Der FC Chelsea und viele weitere englische Premier-League-Vereine haben wegen vermehrtem Rassismus ein Boykott der sozialen Medien geplant.
  • Der FC Chelsea und viele weitere englische Premier-League-Vereine haben wegen vermehrtem Rassismus ein Boykott der sozialen Medien geplant.
  • Foto: imago/PA Images

Hassbotschaft im Netz: Chelsea sperrt Fan für zehn Jahre aus

Die sozialen Medien erfreuen sich in der englischen Fußballwelt aktuell keiner Beliebtheit, immer mehr rassistische Beleidigungen gegenüber Spielern und von Fans werden öffentlich. Der FC Chelsea zieht jetzt die ersten Konsequenzen, nachdem sich ein Fan antisemitisch geäußert hat.

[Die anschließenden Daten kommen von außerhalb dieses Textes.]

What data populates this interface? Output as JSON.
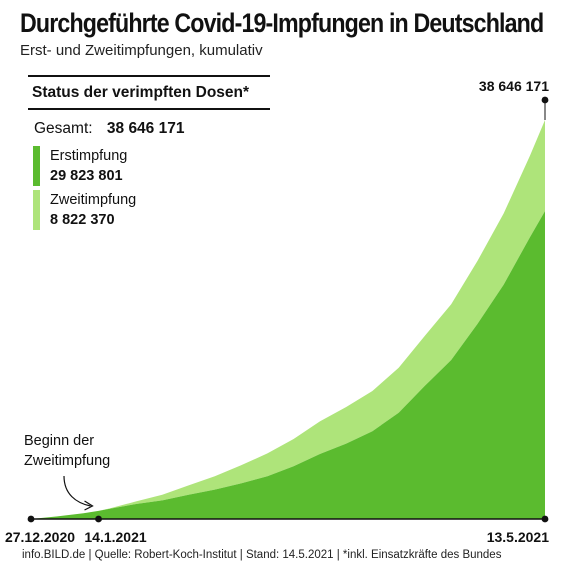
{
  "title": "Durchgeführte Covid-19-Impfungen in Deutschland",
  "subtitle": "Erst- und Zweitimpfungen, kumulativ",
  "status": {
    "heading": "Status der verimpften Dosen*",
    "total_label": "Gesamt:",
    "total_value": "38 646 171"
  },
  "annotation": [
    "Beginn der",
    "Zweitimpfung"
  ],
  "footer": "info.BILD.de | Quelle: Robert-Koch-Institut | Stand: 14.5.2021 | *inkl. Einsatzkräfte des Bundes",
  "colors": {
    "first": "#5bbb2f",
    "second": "#aee47a",
    "text": "#111111"
  },
  "chart_data": {
    "type": "area",
    "stacked": true,
    "xlabel": "",
    "ylabel": "",
    "x_ticks": [
      "27.12.2020",
      "14.1.2021",
      "13.5.2021"
    ],
    "end_label": "38 646 171",
    "ylim": [
      0,
      40000000
    ],
    "x": [
      "27.12.2020",
      "3.1.2021",
      "10.1.2021",
      "14.1.2021",
      "17.1.2021",
      "24.1.2021",
      "31.1.2021",
      "7.2.2021",
      "14.2.2021",
      "21.2.2021",
      "28.2.2021",
      "7.3.2021",
      "14.3.2021",
      "21.3.2021",
      "28.3.2021",
      "4.4.2021",
      "11.4.2021",
      "18.4.2021",
      "25.4.2021",
      "2.5.2021",
      "9.5.2021",
      "13.5.2021"
    ],
    "series": [
      {
        "name": "Erstimpfung",
        "total": "29 823 801",
        "values": [
          0,
          250000,
          550000,
          780000,
          1000000,
          1450000,
          1800000,
          2350000,
          2850000,
          3450000,
          4150000,
          5100000,
          6300000,
          7300000,
          8500000,
          10300000,
          12900000,
          15400000,
          18900000,
          22700000,
          27300000,
          29823801
        ]
      },
      {
        "name": "Zweitimpfung",
        "total": "8 822 370",
        "values": [
          0,
          0,
          0,
          0,
          30000,
          250000,
          550000,
          900000,
          1300000,
          1750000,
          2200000,
          2650000,
          3150000,
          3550000,
          3900000,
          4350000,
          4850000,
          5400000,
          6100000,
          6900000,
          7900000,
          8822370
        ]
      }
    ]
  }
}
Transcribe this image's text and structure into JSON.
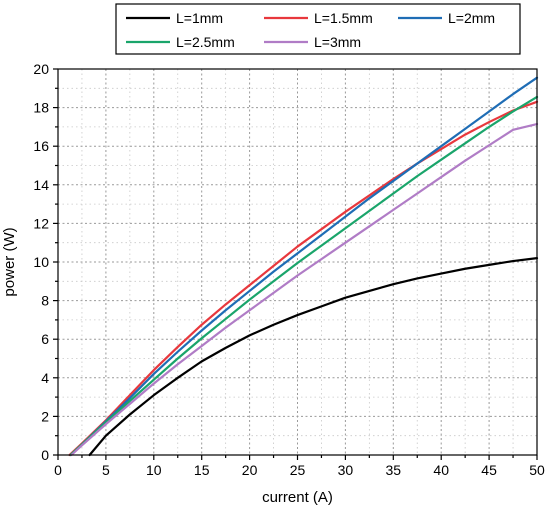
{
  "chart_data": {
    "type": "line",
    "title": "",
    "xlabel": "current (A)",
    "ylabel": "power (W)",
    "xlim": [
      0,
      50
    ],
    "ylim": [
      0,
      20
    ],
    "x_ticks": [
      0,
      5,
      10,
      15,
      20,
      25,
      30,
      35,
      40,
      45,
      50
    ],
    "y_ticks": [
      0,
      2,
      4,
      6,
      8,
      10,
      12,
      14,
      16,
      18,
      20
    ],
    "grid": true,
    "legend_position": "top",
    "series": [
      {
        "name": "L=1mm",
        "color": "#000000",
        "x": [
          3.3,
          5,
          7.5,
          10,
          12.5,
          15,
          17.5,
          20,
          22.5,
          25,
          27.5,
          30,
          32.5,
          35,
          37.5,
          40,
          42.5,
          45,
          47.5,
          50
        ],
        "y": [
          0,
          1.0,
          2.1,
          3.1,
          4.0,
          4.85,
          5.55,
          6.2,
          6.75,
          7.25,
          7.7,
          8.15,
          8.5,
          8.85,
          9.15,
          9.4,
          9.65,
          9.85,
          10.05,
          10.2
        ]
      },
      {
        "name": "L=1.5mm",
        "color": "#e8383d",
        "x": [
          1.2,
          2.5,
          5,
          7.5,
          10,
          12.5,
          15,
          17.5,
          20,
          22.5,
          25,
          27.5,
          30,
          32.5,
          35,
          37.5,
          40,
          42.5,
          45,
          47.5,
          50
        ],
        "y": [
          0,
          0.6,
          1.8,
          3.1,
          4.4,
          5.6,
          6.75,
          7.8,
          8.8,
          9.8,
          10.8,
          11.7,
          12.6,
          13.45,
          14.3,
          15.1,
          15.85,
          16.6,
          17.25,
          17.85,
          18.3
        ]
      },
      {
        "name": "L=2mm",
        "color": "#1f6db5",
        "x": [
          1.3,
          2.5,
          5,
          7.5,
          10,
          12.5,
          15,
          17.5,
          20,
          22.5,
          25,
          27.5,
          30,
          32.5,
          35,
          37.5,
          40,
          42.5,
          45,
          47.5,
          50
        ],
        "y": [
          0,
          0.55,
          1.75,
          2.95,
          4.2,
          5.35,
          6.45,
          7.5,
          8.5,
          9.5,
          10.45,
          11.4,
          12.35,
          13.3,
          14.2,
          15.1,
          16.0,
          16.9,
          17.8,
          18.7,
          19.55
        ]
      },
      {
        "name": "L=2.5mm",
        "color": "#1aa56b",
        "x": [
          1.3,
          2.5,
          5,
          7.5,
          10,
          12.5,
          15,
          17.5,
          20,
          22.5,
          25,
          27.5,
          30,
          32.5,
          35,
          37.5,
          40,
          42.5,
          45,
          47.5,
          50
        ],
        "y": [
          0,
          0.55,
          1.7,
          2.8,
          3.9,
          5.0,
          6.05,
          7.05,
          8.05,
          9.0,
          9.95,
          10.85,
          11.75,
          12.65,
          13.55,
          14.45,
          15.3,
          16.15,
          17.0,
          17.8,
          18.55
        ]
      },
      {
        "name": "L=3mm",
        "color": "#b07cc6",
        "x": [
          1.4,
          2.5,
          5,
          7.5,
          10,
          12.5,
          15,
          17.5,
          20,
          22.5,
          25,
          27.5,
          30,
          32.5,
          35,
          37.5,
          40,
          42.5,
          45,
          47.5,
          50
        ],
        "y": [
          0,
          0.5,
          1.6,
          2.65,
          3.7,
          4.7,
          5.65,
          6.6,
          7.5,
          8.4,
          9.3,
          10.15,
          11.0,
          11.85,
          12.7,
          13.55,
          14.4,
          15.25,
          16.05,
          16.85,
          17.15
        ]
      }
    ]
  }
}
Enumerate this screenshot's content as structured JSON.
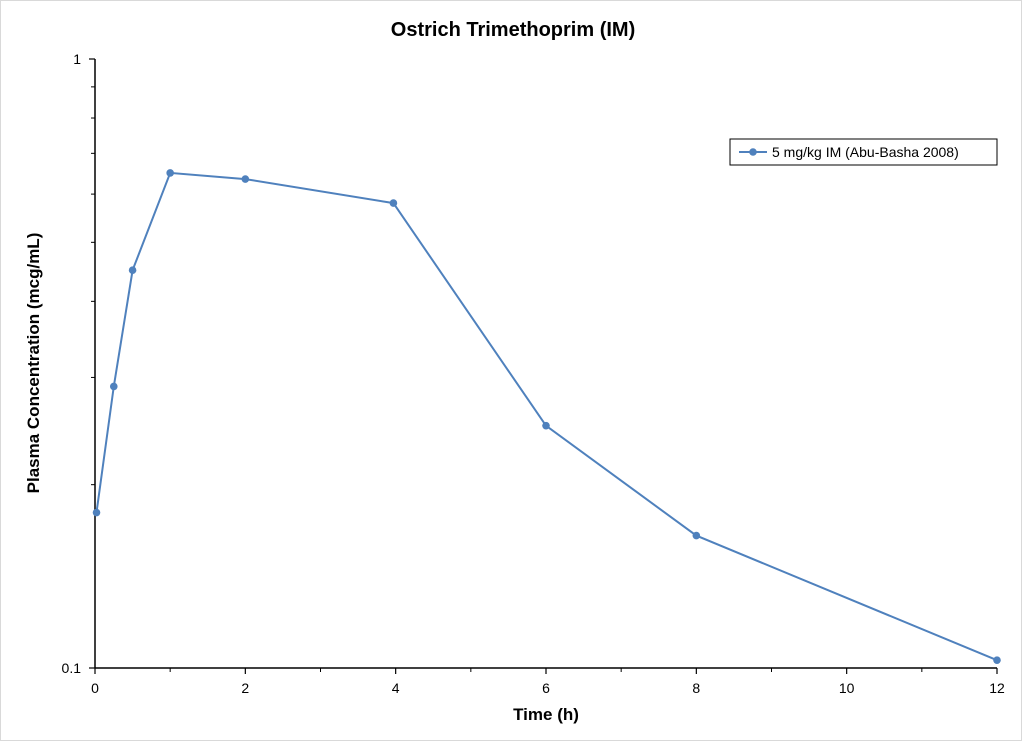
{
  "chart_data": {
    "type": "line",
    "title": "Ostrich Trimethoprim (IM)",
    "xlabel": "Time (h)",
    "ylabel": "Plasma Concentration (mcg/mL)",
    "xlim": [
      0,
      12
    ],
    "ylim": [
      0.1,
      1
    ],
    "y_scale": "log",
    "x_ticks": [
      0,
      2,
      4,
      6,
      8,
      10,
      12
    ],
    "y_ticks": [
      0.1,
      1
    ],
    "x_tick_labels": [
      "0",
      "2",
      "4",
      "6",
      "8",
      "10",
      "12"
    ],
    "y_tick_labels": [
      "0.1",
      "1"
    ],
    "grid": false,
    "legend_position": "top-right",
    "series": [
      {
        "name": "5 mg/kg IM (Abu-Basha 2008)",
        "color": "#4f81bd",
        "marker": "circle",
        "x": [
          0.02,
          0.25,
          0.5,
          1,
          2,
          3.97,
          6,
          8,
          12
        ],
        "y": [
          0.18,
          0.29,
          0.45,
          0.65,
          0.635,
          0.58,
          0.25,
          0.165,
          0.103
        ]
      }
    ]
  }
}
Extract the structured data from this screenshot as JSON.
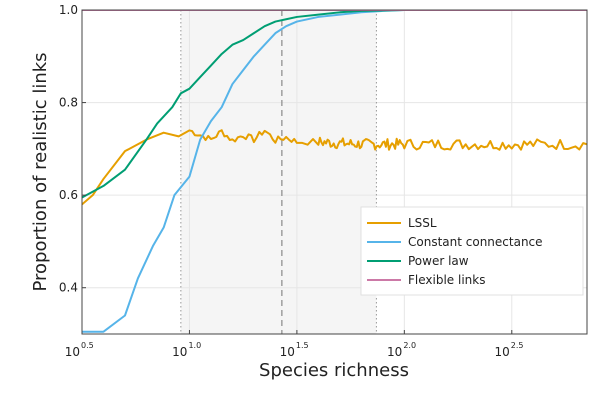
{
  "chart_data": {
    "type": "line",
    "title": "",
    "xlabel": "Species richness",
    "ylabel": "Proportion of realistic links",
    "x_scale": "log10",
    "x_range_log10": [
      0.5,
      2.85
    ],
    "ylim": [
      0.3,
      1.0
    ],
    "x_ticks": [
      {
        "base": "10",
        "exp": "0.5",
        "log10": 0.5
      },
      {
        "base": "10",
        "exp": "1.0",
        "log10": 1.0
      },
      {
        "base": "10",
        "exp": "1.5",
        "log10": 1.5
      },
      {
        "base": "10",
        "exp": "2.0",
        "log10": 2.0
      },
      {
        "base": "10",
        "exp": "2.5",
        "log10": 2.5
      }
    ],
    "y_ticks": [
      "0.4",
      "0.6",
      "0.8",
      "1.0"
    ],
    "y_tick_values": [
      0.4,
      0.6,
      0.8,
      1.0
    ],
    "grid": true,
    "shaded_region_log10": [
      0.96,
      1.87
    ],
    "dotted_vlines_log10": [
      0.96,
      1.87
    ],
    "dashed_vline_log10": 1.43,
    "legend_position": "lower-right",
    "series": [
      {
        "name": "LSSL",
        "color": "#E69F00",
        "points_log10x": [
          [
            0.5,
            0.58
          ],
          [
            0.55,
            0.6
          ],
          [
            0.6,
            0.635
          ],
          [
            0.7,
            0.695
          ],
          [
            0.8,
            0.72
          ],
          [
            0.88,
            0.735
          ],
          [
            0.95,
            0.727
          ],
          [
            1.0,
            0.74
          ],
          [
            1.05,
            0.73
          ],
          [
            1.1,
            0.72
          ],
          [
            1.15,
            0.738
          ],
          [
            1.2,
            0.718
          ],
          [
            1.25,
            0.73
          ],
          [
            1.3,
            0.72
          ],
          [
            1.35,
            0.74
          ],
          [
            1.4,
            0.718
          ],
          [
            1.45,
            0.725
          ],
          [
            1.5,
            0.715
          ],
          [
            1.6,
            0.715
          ],
          [
            1.7,
            0.712
          ],
          [
            1.8,
            0.71
          ],
          [
            1.9,
            0.71
          ],
          [
            2.0,
            0.71
          ],
          [
            2.2,
            0.71
          ],
          [
            2.4,
            0.71
          ],
          [
            2.6,
            0.71
          ],
          [
            2.85,
            0.71
          ]
        ],
        "noise_amplitude": 0.012
      },
      {
        "name": "Constant connectance",
        "color": "#56B4E9",
        "points_log10x": [
          [
            0.5,
            0.305
          ],
          [
            0.6,
            0.305
          ],
          [
            0.7,
            0.34
          ],
          [
            0.76,
            0.42
          ],
          [
            0.83,
            0.49
          ],
          [
            0.88,
            0.53
          ],
          [
            0.93,
            0.6
          ],
          [
            1.0,
            0.64
          ],
          [
            1.05,
            0.72
          ],
          [
            1.1,
            0.76
          ],
          [
            1.15,
            0.79
          ],
          [
            1.2,
            0.84
          ],
          [
            1.25,
            0.87
          ],
          [
            1.3,
            0.9
          ],
          [
            1.35,
            0.925
          ],
          [
            1.4,
            0.95
          ],
          [
            1.45,
            0.965
          ],
          [
            1.5,
            0.975
          ],
          [
            1.6,
            0.985
          ],
          [
            1.7,
            0.99
          ],
          [
            1.8,
            0.995
          ],
          [
            1.9,
            0.998
          ],
          [
            2.0,
            1.0
          ],
          [
            2.3,
            1.0
          ],
          [
            2.85,
            1.0
          ]
        ]
      },
      {
        "name": "Power law",
        "color": "#009E73",
        "points_log10x": [
          [
            0.5,
            0.595
          ],
          [
            0.6,
            0.62
          ],
          [
            0.7,
            0.655
          ],
          [
            0.8,
            0.72
          ],
          [
            0.85,
            0.755
          ],
          [
            0.92,
            0.79
          ],
          [
            0.96,
            0.82
          ],
          [
            1.0,
            0.83
          ],
          [
            1.05,
            0.855
          ],
          [
            1.1,
            0.88
          ],
          [
            1.15,
            0.905
          ],
          [
            1.2,
            0.925
          ],
          [
            1.25,
            0.935
          ],
          [
            1.3,
            0.95
          ],
          [
            1.35,
            0.965
          ],
          [
            1.4,
            0.975
          ],
          [
            1.45,
            0.98
          ],
          [
            1.5,
            0.985
          ],
          [
            1.6,
            0.99
          ],
          [
            1.7,
            0.995
          ],
          [
            1.8,
            0.998
          ],
          [
            2.0,
            1.0
          ],
          [
            2.3,
            1.0
          ],
          [
            2.85,
            1.0
          ]
        ]
      },
      {
        "name": "Flexible links",
        "color": "#CC79A7",
        "points_log10x": [
          [
            0.5,
            1.0
          ],
          [
            2.85,
            1.0
          ]
        ]
      }
    ]
  }
}
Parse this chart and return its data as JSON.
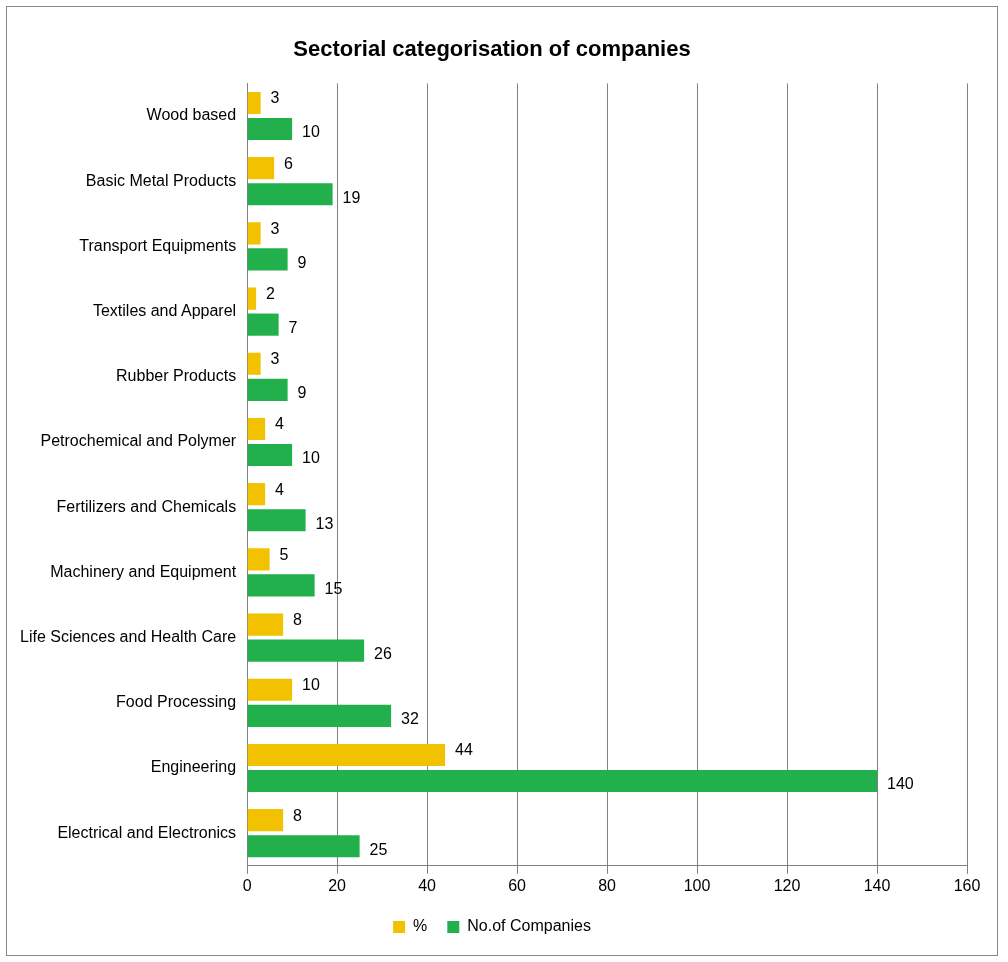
{
  "chart_data": {
    "type": "bar",
    "title": "Sectorial categorisation of companies",
    "orientation": "horizontal",
    "categories": [
      "Wood based",
      "Basic Metal Products",
      "Transport Equipments",
      "Textiles and Apparel",
      "Rubber Products",
      "Petrochemical and Polymer",
      "Fertilizers and Chemicals",
      "Machinery and Equipment",
      "Life Sciences and Health Care",
      "Food Processing",
      "Engineering",
      "Electrical and Electronics"
    ],
    "series": [
      {
        "name": "%",
        "color": "#f2c200",
        "values": [
          3,
          6,
          3,
          2,
          3,
          4,
          4,
          5,
          8,
          10,
          44,
          8
        ]
      },
      {
        "name": "No.of Companies",
        "color": "#21b04b",
        "values": [
          10,
          19,
          9,
          7,
          9,
          10,
          13,
          15,
          26,
          32,
          140,
          25
        ]
      }
    ],
    "xlim": [
      0,
      160
    ],
    "xticks": [
      0,
      20,
      40,
      60,
      80,
      100,
      120,
      140,
      160
    ],
    "grid": "x",
    "legend": "bottom",
    "data_labels": true
  }
}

Chelsea geht nach antisemitischen Posts in den sozialen Netzwerken hart gegen diesen Anhänger vor. Der Verein habe nach Abschluss des Gerichtsverfahrens im Februar eigene Ermittlungen angestellt und entschieden, „die entsprechende Person für zehn Jahre vom FC Chelsea auszuschließen“, teilte der Klub von Teammanager Thomas Tuchel mit.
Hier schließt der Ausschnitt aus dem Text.